Bis heute hat der Fall viele Menschen im Hohenlohekreis und weit darüber hinaus beschäftigt: Ein zwölfjähriger Junge stirbt nach einem Streit auf einem Supermarktparkplatz in Niedernhall (Hohenlohekreis) - angefahren von einem Auto. Am Steuer saß ein 18-Jähriger. Nun hat das Landgericht Heilbronn entschieden: Der junge Fahrer handelte wohl nicht aus Versehen. Es hat ihn wegen Mordes verurteilt.
Tod auf Supermarktparkplatz: Anklage ging von Mord aus
Sechs Jahre und sechs Monate Jugendstrafe wegen Mordes, so lautete am Montag das Urteil des Landgerichts. Außerdem entzog das Gericht dem jungen Mann die Fahrerlaubnis. Einen neuen Führerschein darf er frühestens nach vier Jahren beantragen. Das Urteil ist noch nicht rechtskräftig.

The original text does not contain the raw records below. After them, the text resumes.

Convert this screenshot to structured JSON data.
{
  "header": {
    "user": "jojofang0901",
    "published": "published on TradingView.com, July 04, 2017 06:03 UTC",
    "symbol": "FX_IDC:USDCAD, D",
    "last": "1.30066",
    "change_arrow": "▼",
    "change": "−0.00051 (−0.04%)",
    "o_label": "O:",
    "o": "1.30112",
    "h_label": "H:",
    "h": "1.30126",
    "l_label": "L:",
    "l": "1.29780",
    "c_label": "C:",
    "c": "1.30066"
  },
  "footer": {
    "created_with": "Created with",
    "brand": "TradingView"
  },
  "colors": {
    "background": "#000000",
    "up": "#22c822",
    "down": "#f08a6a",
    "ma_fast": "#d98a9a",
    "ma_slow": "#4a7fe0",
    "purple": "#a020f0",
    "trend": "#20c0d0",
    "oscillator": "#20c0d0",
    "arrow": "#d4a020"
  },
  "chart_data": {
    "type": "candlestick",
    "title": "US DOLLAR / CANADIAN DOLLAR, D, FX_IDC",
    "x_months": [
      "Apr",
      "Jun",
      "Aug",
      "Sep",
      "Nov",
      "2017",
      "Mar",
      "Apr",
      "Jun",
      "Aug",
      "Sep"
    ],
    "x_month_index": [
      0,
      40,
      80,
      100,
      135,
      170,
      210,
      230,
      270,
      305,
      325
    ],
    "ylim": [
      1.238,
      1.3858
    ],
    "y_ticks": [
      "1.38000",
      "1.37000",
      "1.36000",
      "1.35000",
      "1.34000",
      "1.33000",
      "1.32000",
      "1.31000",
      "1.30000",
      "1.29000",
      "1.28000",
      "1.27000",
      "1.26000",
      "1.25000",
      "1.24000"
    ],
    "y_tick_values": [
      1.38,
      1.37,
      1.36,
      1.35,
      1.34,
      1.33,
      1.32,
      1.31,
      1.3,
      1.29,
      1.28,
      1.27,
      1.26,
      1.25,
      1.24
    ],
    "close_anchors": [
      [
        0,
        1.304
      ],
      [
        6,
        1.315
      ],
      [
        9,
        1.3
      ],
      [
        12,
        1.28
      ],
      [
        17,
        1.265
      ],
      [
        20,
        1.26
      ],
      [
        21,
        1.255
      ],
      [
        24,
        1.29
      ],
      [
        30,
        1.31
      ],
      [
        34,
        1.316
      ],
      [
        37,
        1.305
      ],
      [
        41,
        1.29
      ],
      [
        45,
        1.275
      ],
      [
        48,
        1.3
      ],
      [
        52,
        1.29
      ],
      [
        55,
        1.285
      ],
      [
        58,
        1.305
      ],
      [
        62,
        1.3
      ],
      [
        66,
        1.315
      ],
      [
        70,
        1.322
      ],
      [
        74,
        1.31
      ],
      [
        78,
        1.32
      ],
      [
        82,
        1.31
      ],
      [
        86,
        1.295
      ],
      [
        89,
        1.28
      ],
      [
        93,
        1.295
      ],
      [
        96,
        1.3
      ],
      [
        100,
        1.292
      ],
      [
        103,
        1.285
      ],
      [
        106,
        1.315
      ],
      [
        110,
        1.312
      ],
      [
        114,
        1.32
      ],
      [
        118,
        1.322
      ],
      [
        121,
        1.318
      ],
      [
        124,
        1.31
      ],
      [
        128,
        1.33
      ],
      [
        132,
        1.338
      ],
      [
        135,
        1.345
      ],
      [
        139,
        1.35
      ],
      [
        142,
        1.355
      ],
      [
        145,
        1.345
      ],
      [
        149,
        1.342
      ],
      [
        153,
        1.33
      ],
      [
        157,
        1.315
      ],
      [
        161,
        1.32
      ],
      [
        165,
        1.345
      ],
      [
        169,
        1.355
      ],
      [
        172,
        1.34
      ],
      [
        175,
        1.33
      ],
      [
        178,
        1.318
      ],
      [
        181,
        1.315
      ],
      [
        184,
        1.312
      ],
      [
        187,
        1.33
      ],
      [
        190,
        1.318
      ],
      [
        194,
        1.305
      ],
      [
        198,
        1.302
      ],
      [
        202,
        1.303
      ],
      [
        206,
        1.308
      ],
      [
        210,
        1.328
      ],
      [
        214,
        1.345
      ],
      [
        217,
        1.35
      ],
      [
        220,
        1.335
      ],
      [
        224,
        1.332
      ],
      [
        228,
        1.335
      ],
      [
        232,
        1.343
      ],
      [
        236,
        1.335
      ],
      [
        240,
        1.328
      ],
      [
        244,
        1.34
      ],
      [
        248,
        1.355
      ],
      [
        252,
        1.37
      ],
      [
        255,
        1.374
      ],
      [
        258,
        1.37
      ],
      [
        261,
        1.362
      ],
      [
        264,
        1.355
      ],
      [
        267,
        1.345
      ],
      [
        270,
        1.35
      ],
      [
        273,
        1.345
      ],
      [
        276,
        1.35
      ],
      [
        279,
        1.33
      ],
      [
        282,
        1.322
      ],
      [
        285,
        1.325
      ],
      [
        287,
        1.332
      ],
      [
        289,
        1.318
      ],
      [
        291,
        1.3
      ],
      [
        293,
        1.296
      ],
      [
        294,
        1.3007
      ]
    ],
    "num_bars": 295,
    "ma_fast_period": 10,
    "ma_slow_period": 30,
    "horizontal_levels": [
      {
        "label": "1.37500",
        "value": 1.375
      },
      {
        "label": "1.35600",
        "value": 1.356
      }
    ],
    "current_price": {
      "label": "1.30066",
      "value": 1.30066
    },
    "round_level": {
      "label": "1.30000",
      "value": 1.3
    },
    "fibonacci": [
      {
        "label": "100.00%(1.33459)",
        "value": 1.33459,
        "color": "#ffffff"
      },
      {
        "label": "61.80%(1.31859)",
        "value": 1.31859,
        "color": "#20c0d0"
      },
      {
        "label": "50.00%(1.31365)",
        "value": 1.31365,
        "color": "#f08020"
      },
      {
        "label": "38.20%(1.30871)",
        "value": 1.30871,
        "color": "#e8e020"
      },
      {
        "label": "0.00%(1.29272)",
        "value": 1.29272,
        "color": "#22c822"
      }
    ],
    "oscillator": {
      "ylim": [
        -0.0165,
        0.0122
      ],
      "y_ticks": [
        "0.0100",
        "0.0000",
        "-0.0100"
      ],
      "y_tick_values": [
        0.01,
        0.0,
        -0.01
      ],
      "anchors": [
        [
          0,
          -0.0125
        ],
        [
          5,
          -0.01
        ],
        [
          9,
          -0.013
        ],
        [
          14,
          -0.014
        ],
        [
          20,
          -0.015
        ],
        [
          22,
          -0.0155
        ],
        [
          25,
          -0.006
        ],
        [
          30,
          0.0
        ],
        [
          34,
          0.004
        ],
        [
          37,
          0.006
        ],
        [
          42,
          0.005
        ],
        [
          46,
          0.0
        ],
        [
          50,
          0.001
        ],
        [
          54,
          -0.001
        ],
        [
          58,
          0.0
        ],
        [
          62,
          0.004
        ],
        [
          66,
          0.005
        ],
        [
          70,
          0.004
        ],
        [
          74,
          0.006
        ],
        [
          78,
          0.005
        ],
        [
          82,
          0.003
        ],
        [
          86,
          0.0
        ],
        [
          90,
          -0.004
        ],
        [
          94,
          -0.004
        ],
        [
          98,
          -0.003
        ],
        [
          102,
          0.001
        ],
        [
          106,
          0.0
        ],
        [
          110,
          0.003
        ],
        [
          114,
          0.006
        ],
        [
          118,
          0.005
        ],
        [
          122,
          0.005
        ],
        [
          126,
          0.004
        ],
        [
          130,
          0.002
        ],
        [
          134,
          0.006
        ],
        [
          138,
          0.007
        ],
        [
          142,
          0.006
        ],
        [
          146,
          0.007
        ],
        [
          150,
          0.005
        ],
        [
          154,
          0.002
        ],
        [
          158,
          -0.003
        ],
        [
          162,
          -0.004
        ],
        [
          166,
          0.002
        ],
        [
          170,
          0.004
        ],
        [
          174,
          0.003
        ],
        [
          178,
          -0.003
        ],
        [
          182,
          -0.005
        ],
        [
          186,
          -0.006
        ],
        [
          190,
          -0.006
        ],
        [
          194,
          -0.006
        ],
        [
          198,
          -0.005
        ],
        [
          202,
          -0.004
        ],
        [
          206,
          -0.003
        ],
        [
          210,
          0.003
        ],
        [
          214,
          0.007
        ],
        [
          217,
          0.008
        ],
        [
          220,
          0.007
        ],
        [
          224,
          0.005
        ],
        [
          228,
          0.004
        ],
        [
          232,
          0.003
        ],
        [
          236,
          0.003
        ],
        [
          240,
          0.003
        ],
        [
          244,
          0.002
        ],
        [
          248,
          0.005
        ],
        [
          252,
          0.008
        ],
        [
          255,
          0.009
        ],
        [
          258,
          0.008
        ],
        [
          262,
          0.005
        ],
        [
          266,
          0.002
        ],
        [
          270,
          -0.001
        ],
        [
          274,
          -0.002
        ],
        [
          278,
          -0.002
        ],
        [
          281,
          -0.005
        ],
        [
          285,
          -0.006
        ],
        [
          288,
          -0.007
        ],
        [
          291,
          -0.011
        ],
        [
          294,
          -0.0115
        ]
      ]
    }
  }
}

Die Staatsanwaltschaft hatte dem Angeklagten Mord aus niedrigen Beweggründen und Heimtücke vorgeworfen und neun Jahre Jugendstrafe gefordert. Er soll den Zwölfjährigen nach einem Streit auf dem Parkplatz eines Supermarktes gezielt mit seinem Auto angefahren haben. Der 18-Jährige handelte der Anklage zufolge aus Wut und Rache, habe den Jungen verfolgt, angefahren und mehr als 20 Meter mitgeschleift.
Verteidigung: "Es war ein tragischer Fahrfehler"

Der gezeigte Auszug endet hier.